For 30 years, the face of investigative journalism in Charleston and at WCIV was Frank O. Hunt. He was a member of the WCIV team as a reporter and eventually as news director.

Hunt said he enjoyed digging into stories and asking questions. During his tenure, he uncovered a prostitution ring at the College of Charleston and, his most memorable story, took down a judge who had been stealing land.

“I found out this judge had converted 32 parcels of land from dead people’s estates to his own name,” Hunt said.

The investigation led to an FBI investigation, threats of bodily harm, and eventually a conviction.

Hunt said the story started with a phone call from a man upset he was losing his land.

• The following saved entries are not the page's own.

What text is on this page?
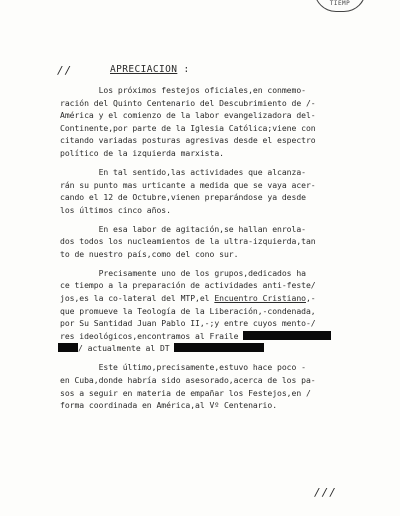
TIEMP
//	APRECIACION :
Los próximos festejos oficiales,en conmemo-
ración del Quinto Centenario del Descubrimiento de /-
América y el comienzo de la labor evangelizadora del-
Continente,por parte de la Iglesia Católica;viene con
citando variadas posturas agresivas desde el espectro
político de la izquierda marxista.
En tal sentido,las actividades que alcanza-
rán su punto mas urticante a medida que se vaya acer-
cando el 12 de Octubre,vienen preparándose ya desde
los últimos cinco años.
En esa labor de agitación,se hallan enrola-
dos todos los nucleamientos de la ultra-izquierda,tan
to de nuestro país,como del cono sur.
Precisamente uno de los grupos,dedicados ha
ce tiempo a la preparación de actividades anti-feste/
jos,es la co-lateral del MTP,el Encuentro Cristiano,-
que promueve la Teología de la Liberación,-condenada,
por Su Santidad Juan Pablo II,-;y entre cuyos mento-/
res ideológicos,encontramos al Fraile
/ actualmente al DT
Este último,precisamente,estuvo hace poco -
en Cuba,donde habría sido asesorado,acerca de los pa-
sos a seguir en materia de empañar los Festejos,en /
forma coordinada en América,al Vº Centenario.
///
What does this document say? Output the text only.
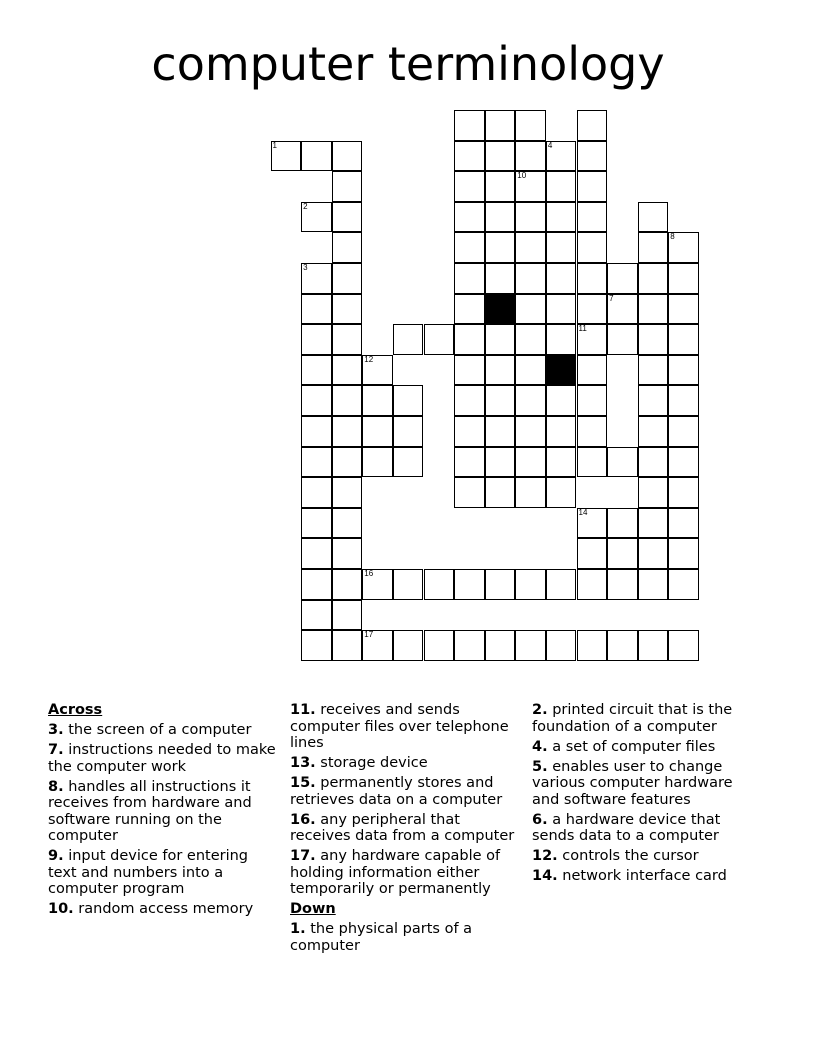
computer terminology
1
2
3
12
16
17
10
4
11
14
7
8
Across
3. the screen of a computer
7. instructions needed to make the computer work
8. handles all instructions it receives from hardware and software running on the computer
9. input device for entering text and numbers into a computer program
10. random access memory
11. receives and sends computer files over telephone lines
13. storage device
15. permanently stores and retrieves data on a computer
16. any peripheral that receives data from a computer
17. any hardware capable of holding information either temporarily or permanently
Down
1. the physical parts of a computer
2. printed circuit that is the foundation of a computer
4. a set of computer files
5. enables user to change various computer hardware and software features
6. a hardware device that sends data to a computer
12. controls the cursor
14. network interface card
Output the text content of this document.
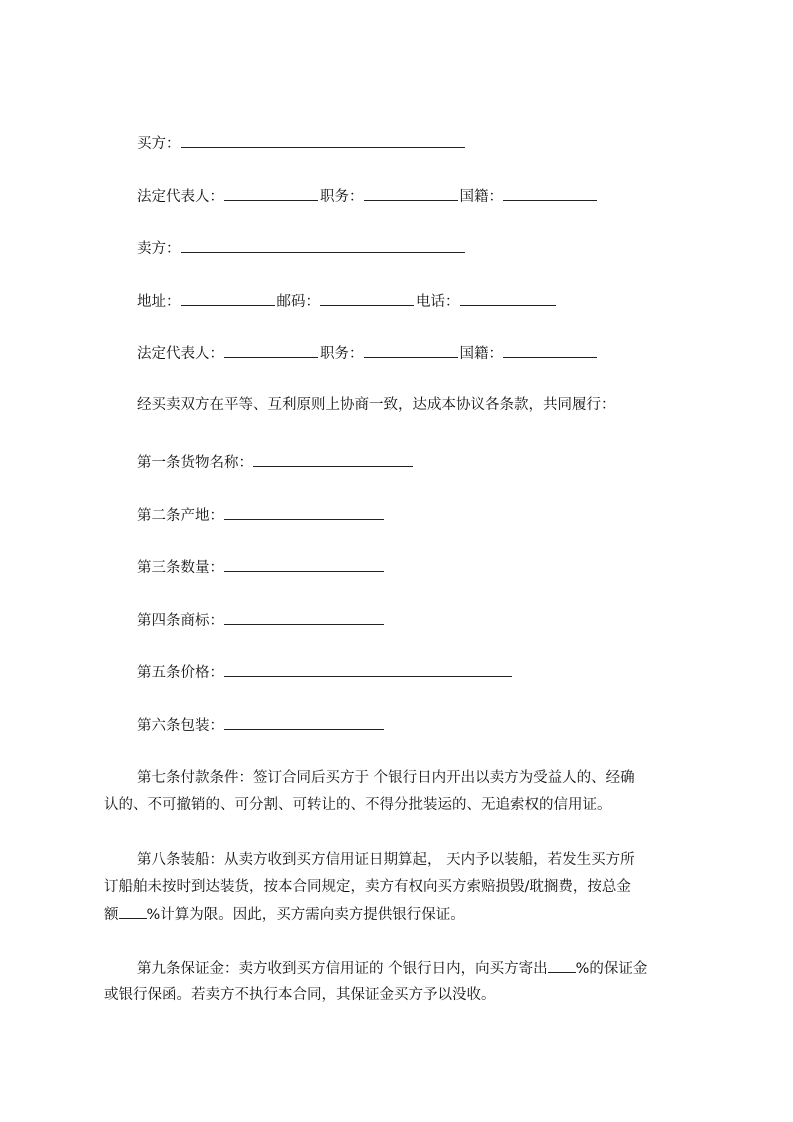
买方：
法定代表人：	职务：	国籍：
卖方：
地址：	邮码：	电话：
法定代表人：	职务：	国籍：
经买卖双方在平等、互利原则上协商一致，达成本协议各条款，共同履行：
第一条货物名称：
第二条产地：
第三条数量：
第四条商标：
第五条价格：
第六条包装：
第七条付款条件：签订合同后买方于 个银行日内开出以卖方为受益人的、经确
认的、不可撤销的、可分割、可转让的、不得分批装运的、无追索权的信用证。
第八条装船：从卖方收到买方信用证日期算起， 天内予以装船，若发生买方所
订船舶未按时到达装货，按本合同规定，卖方有权向买方索赔损毁/耽搁费，按总金
额 %计算为限。因此，买方需向卖方提供银行保证。
第九条保证金：卖方收到买方信用证的 个银行日内，向买方寄出 %的保证金
或银行保函。若卖方不执行本合同，其保证金买方予以没收。
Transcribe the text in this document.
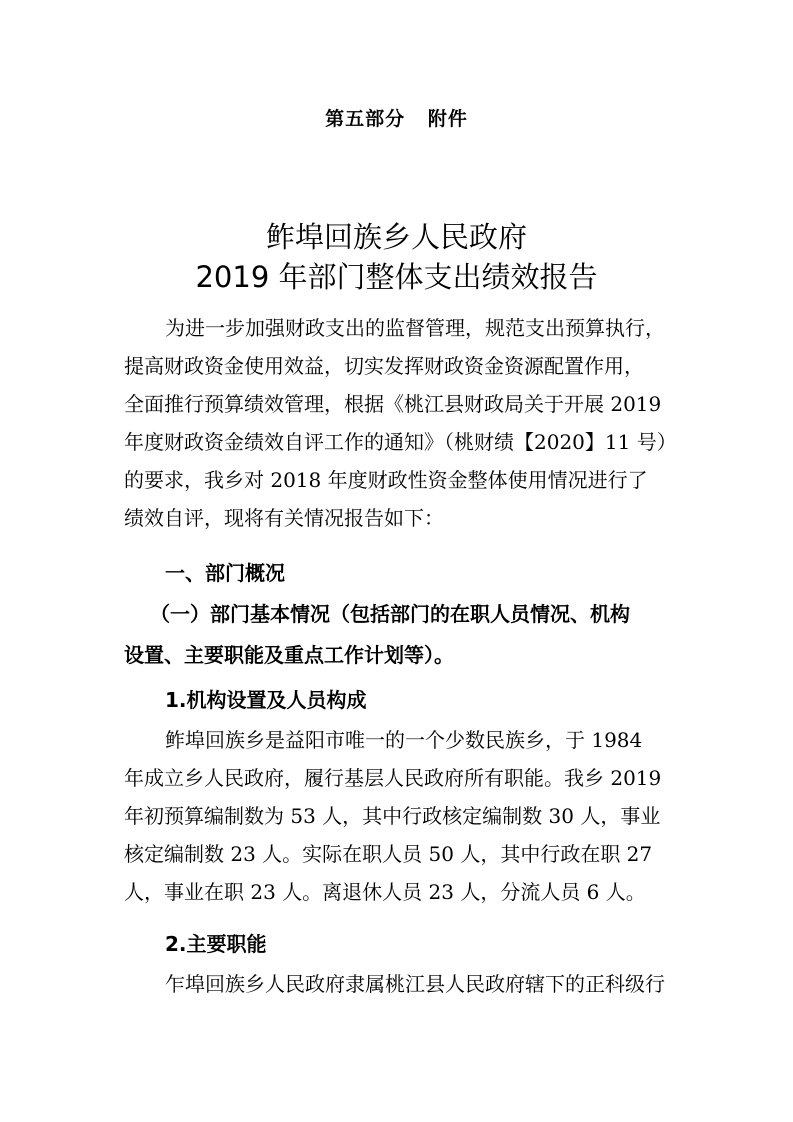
第五部分   附件
鲊埠回族乡人民政府
2019 年部门整体支出绩效报告
为进一步加强财政支出的监督管理，规范支出预算执行，
提高财政资金使用效益，切实发挥财政资金资源配置作用，
全面推行预算绩效管理，根据《桃江县财政局关于开展 2019
年度财政资金绩效自评工作的通知》（桃财绩【2020】11 号）
的要求，我乡对 2018 年度财政性资金整体使用情况进行了
绩效自评，现将有关情况报告如下：
一、部门概况
（一）部门基本情况（包括部门的在职人员情况、机构
设置、主要职能及重点工作计划等）。
1.机构设置及人员构成
鲊埠回族乡是益阳市唯一的一个少数民族乡，于 1984
年成立乡人民政府，履行基层人民政府所有职能。我乡 2019
年初预算编制数为 53 人，其中行政核定编制数 30 人，事业
核定编制数 23 人。实际在职人员 50 人，其中行政在职 27
人，事业在职 23 人。离退休人员 23 人，分流人员 6 人。
2.主要职能
乍埠回族乡人民政府隶属桃江县人民政府辖下的正科级行
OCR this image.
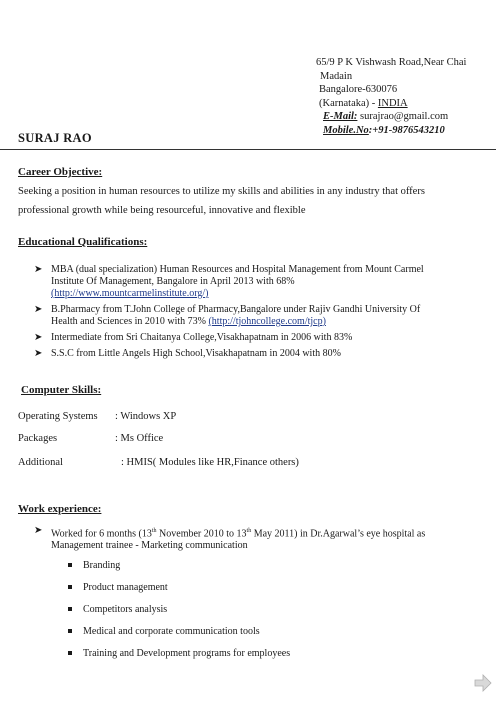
65/9 P K Vishwash Road,Near Chai
Madain
Bangalore-630076
(Karnataka) - INDIA
E-Mail: surajrao@gmail.com
Mobile.No:+91-9876543210
SURAJ RAO
Career Objective:
Seeking a position in human resources to utilize my skills and abilities in any industry that offers
professional growth while being resourceful, innovative and flexible
Educational Qualifications:
➤ MBA (dual specialization) Human Resources and Hospital Management from Mount Carmel
Institute Of Management, Bangalore in April 2013 with 68%
(http://www.mountcarmelinstitute.org/)
➤ B.Pharmacy from T.John College of Pharmacy,Bangalore under Rajiv Gandhi University Of
Health and Sciences in 2010 with 73% (http://tjohncollege.com/tjcp)
➤ Intermediate from Sri Chaitanya College,Visakhapatnam in 2006 with 83%
➤ S.S.C from Little Angels High School,Visakhapatnam in 2004 with 80%
Computer Skills:
Operating Systems : Windows XP
Packages	: Ms Office
Additional	: HMIS( Modules like HR,Finance others)
Work experience:
➤ Worked for 6 months (13th November 2010 to 13th May 2011) in Dr.Agarwal’s eye hospital as
Management trainee - Marketing communication
Branding
Product management
Competitors analysis
Medical and corporate communication tools
Training and Development programs for employees
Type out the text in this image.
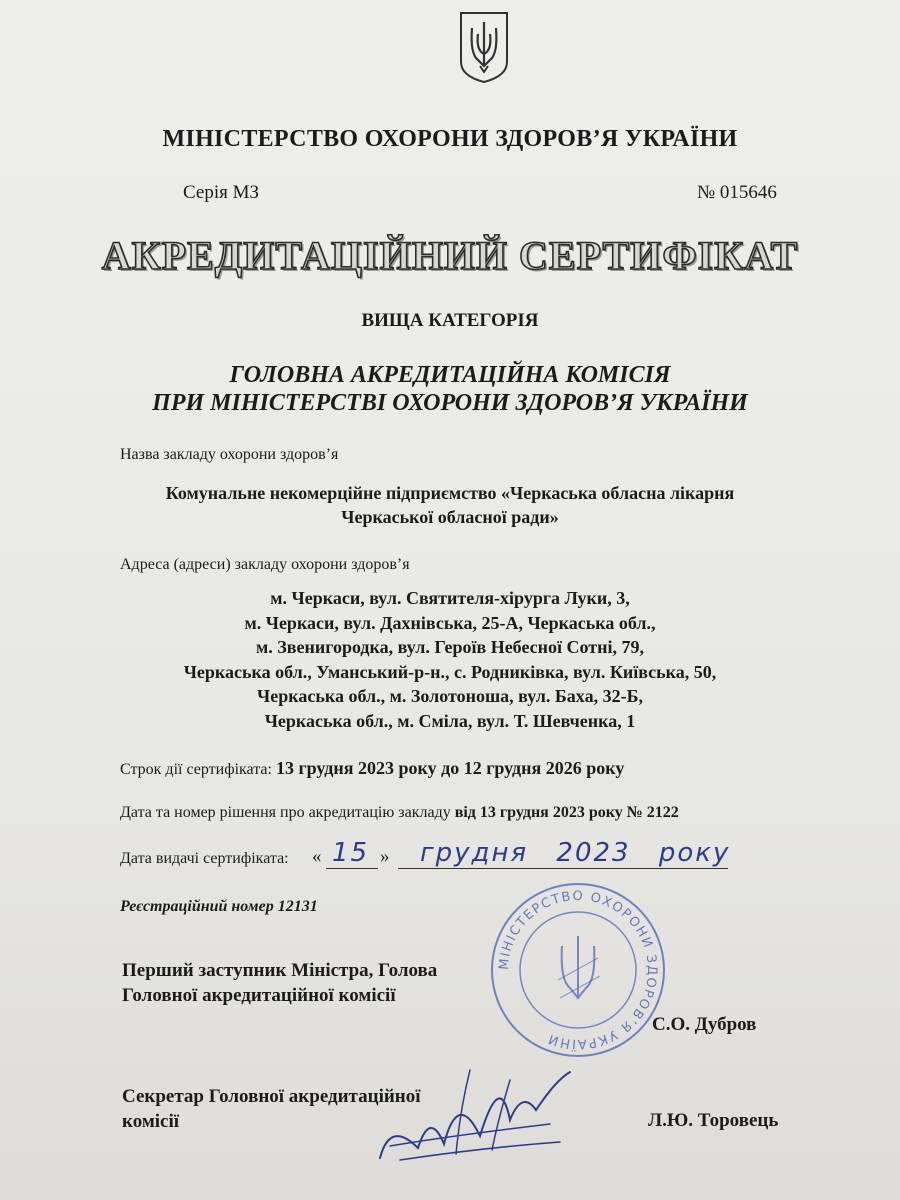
МІНІСТЕРСТВО ОХОРОНИ ЗДОРОВ’Я УКРАЇНИ
Серія МЗ	№ 015646
АКРЕДИТАЦІЙНИЙ СЕРТИФІКАТ
ВИЩА КАТЕГОРІЯ
ГОЛОВНА АКРЕДИТАЦІЙНА КОМІСІЯ
ПРИ МІНІСТЕРСТВІ ОХОРОНИ ЗДОРОВ’Я УКРАЇНИ
Назва закладу охорони здоров’я
Комунальне некомерційне підприємство «Черкаська обласна лікарня
Черкаської обласної ради»
Адреса (адреси) закладу охорони здоров’я
м. Черкаси, вул. Святителя-хірурга Луки, 3,
м. Черкаси, вул. Дахнівська, 25-А, Черкаська обл.,
м. Звенигородка, вул. Героїв Небесної Сотні, 79,
Черкаська обл., Уманський-р-н., с. Родниківка, вул. Київська, 50,
Черкаська обл., м. Золотоноша, вул. Баха, 32-Б,
Черкаська обл., м. Сміла, вул. Т. Шевченка, 1
Строк дії сертифіката: 13 грудня 2023 року до 12 грудня 2026 року
Дата та номер рішення про акредитацію закладу від 13 грудня 2023 року № 2122
Дата видачі сертифіката: « 15 » грудня 2023 року
Реєстраційний номер 12131
МІНІСТЕРСТВО ОХОРОНИ ЗДОРОВ’Я УКРАЇНИ
Перший заступник Міністра, Голова Головної акредитаційної комісії
С.О. Дубров
Секретар Головної акредитаційної комісії	Л.Ю. Торовець
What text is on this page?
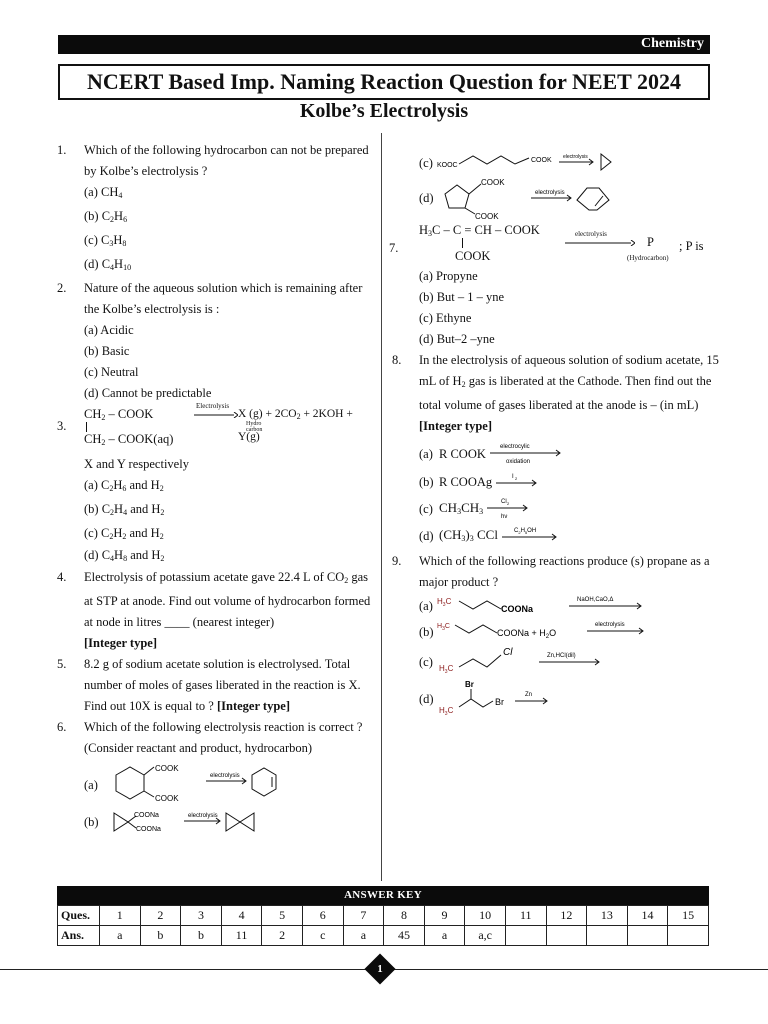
Chemistry
NCERT Based Imp. Naming Reaction Question for NEET 2024
Kolbe’s Electrolysis
1.	Which of the following hydrocarbon can not be prepared by Kolbe’s electrolysis ?
(a) $CH_4$
(b) $C_2H_6$
(c) $C_3H_8$
(d) $C_4H_{10}$
2.	Nature of the aqueous solution which is remaining after the Kolbe’s electrolysis is :
(a) Acidic
(b) Basic
(c) Neutral
(d) Cannot be predictable
3.
$CH_2$ – COOK
$CH_2$ – COOK(aq)
Electrolysis
X $(g) + 2CO_2 + 2KOH + Y(g)$
Hydro
carbon
X and Y respectively
(a) $C_2H_6$ and $H_2$
(b) $C_2H_4$ and $H_2$
(c) $C_2H_2$ and $H_2$
(d) $C_4H_8$ and $H_2$
4.	Electrolysis of potassium acetate gave 22.4 L of $CO_2$ gas at STP at anode. Find out volume of hydrocarbon formed at node in litres ____ (nearest integer)
[Integer type]
5.	8.2 g of sodium acetate solution is electrolysed. Total number of moles of gases liberated in the reaction is X. Find out 10X is equal to ? [Integer type]
6.	Which of the following electrolysis reaction is correct ? (Consider reactant and product, hydrocarbon)
(a)
COOK
COOK
electrolysis
(b)	COONa
COONa
electrolysis
(c) KOOC
COOK electrolysis
(d)
COOK
COOK
electrolysis
7.
$H_3C$ – C = CH – COOK
COOK
electrolysis
P
(Hydrocarbon)
; P is
(a) Propyne
(b) But – 1 – yne
(c) Ethyne
(d) But–2 –yne
8.	In the electrolysis of aqueous solution of sodium acetate, 15 mL of $H_2$ gas is liberated at the Cathode. Then find out the total volume of gases liberated at the anode is – (in mL) [Integer type]
(a) R COOK electrocylic
oxidation
(b) R COOAg	I 2
(c) $CH_3CH_3$
Cl 2
hν
(d) $(CH_3)_3$ CCl	$C_2H_5OH$
9.	Which of the following reactions produce (s) propane as a major product ?
(a) $H_3C$
COONa
NaOH,CaO,Δ
(b) $H_3C$
COONa + $H_2O$
electrolysis
(c) $H_3C$
Cl	Zn,HCl(dil)
(d)
Br
$H_3C$
Br
Zn
ANSWER KEY
Ques.	1	2	3	4	5	6	7	8	9	10	11	12	13	14	15
Ans.	a	b	b	11	2	c	a	45	a	a,c					
1
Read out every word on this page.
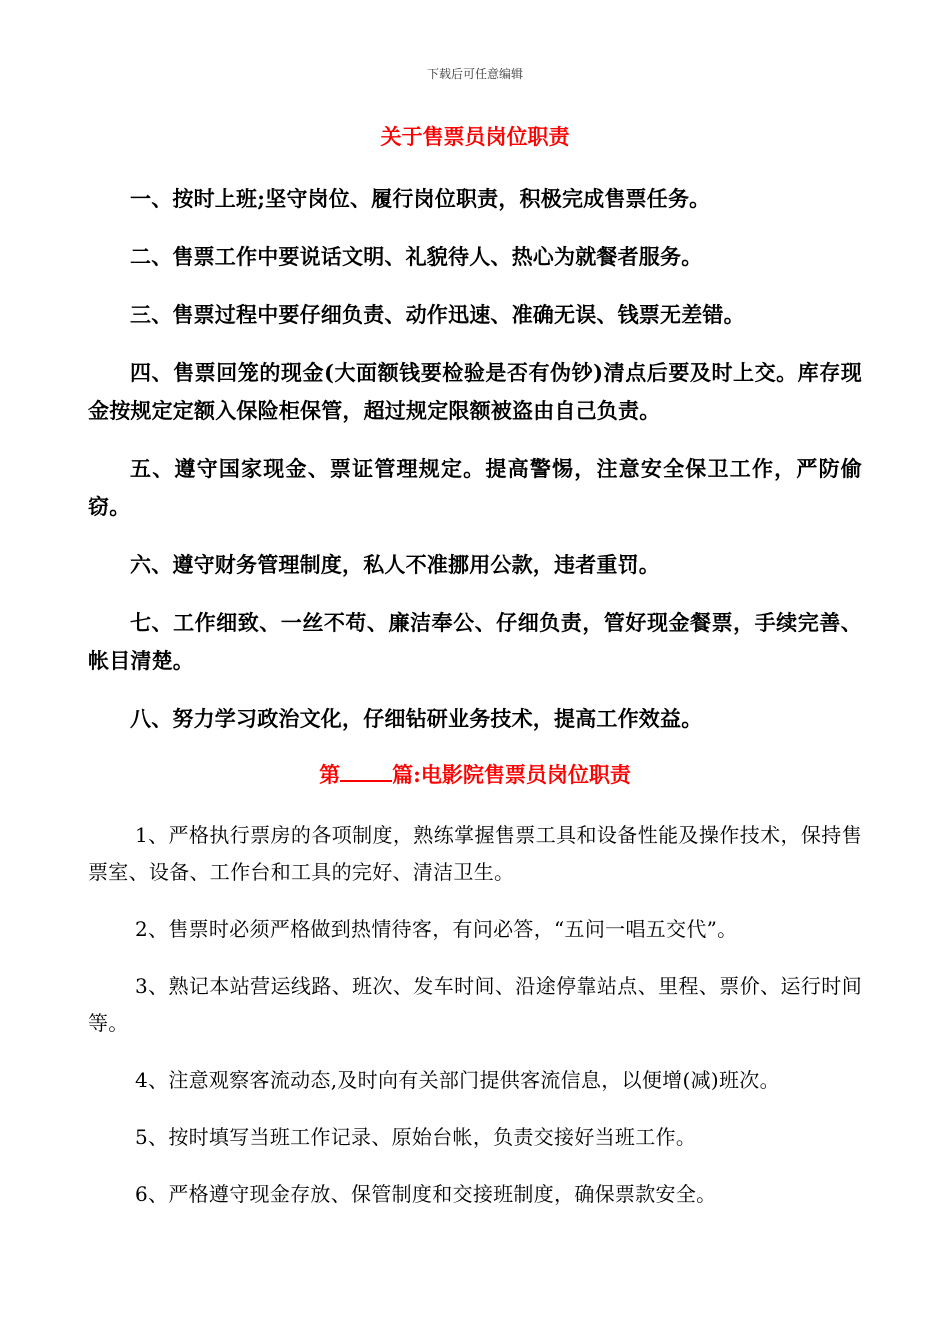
下载后可任意编辑
关于售票员岗位职责

一、按时上班;坚守岗位、履行岗位职责，积极完成售票任务。

二、售票工作中要说话文明、礼貌待人、热心为就餐者服务。

三、售票过程中要仔细负责、动作迅速、准确无误、钱票无差错。

四、售票回笼的现金(大面额钱要检验是否有伪钞)清点后要及时上交。库存现金按规定定额入保险柜保管，超过规定限额被盗由自己负责。

五、遵守国家现金、票证管理规定。提高警惕，注意安全保卫工作，严防偷窃。

六、遵守财务管理制度，私人不准挪用公款，违者重罚。

七、工作细致、一丝不苟、廉洁奉公、仔细负责，管好现金餐票，手续完善、帐目清楚。

八、努力学习政治文化，仔细钻研业务技术，提高工作效益。

第 篇:电影院售票员岗位职责

1、严格执行票房的各项制度，熟练掌握售票工具和设备性能及操作技术，保持售票室、设备、工作台和工具的完好、清洁卫生。

2、售票时必须严格做到热情待客，有问必答，“五问一唱五交代”。

3、熟记本站营运线路、班次、发车时间、沿途停靠站点、里程、票价、运行时间等。

4、注意观察客流动态,及时向有关部门提供客流信息，以便增(减)班次。

5、按时填写当班工作记录、原始台帐，负责交接好当班工作。

6、严格遵守现金存放、保管制度和交接班制度，确保票款安全。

In 1989, WCIV was almost destroyed when Hurricane Hugo thundered ashore in September of that year. The station's building on the marsh just outside of Mount Pleasant near Sullivan's Island was flooded by the storm surge. WCIV aired from temporary studios near its transmitter site for a time.

Mark Olingy was the operations manager at WCIV when Hugo hit. He said there was a watermark about four feet up the wall. Everything below that level was crusted in pluff mud, Olingy said.

Eventually, the station moved to a new building in 1991.

The station became an ABC affiliate in 1996 as part of Allbritton's affiliation deal with the network.

The station has successfully launched the careers of a number of journalists who have gone on to work in network and cable news including Joie Chen, Van Earl Wright, and Fredericka Whitfield. Many more including Dave Lucas, Monica McNeil, and Dan Potash have moved on to enjoy careers in bigger markets.

WCIV coordinates a number of popular annual community events and programs.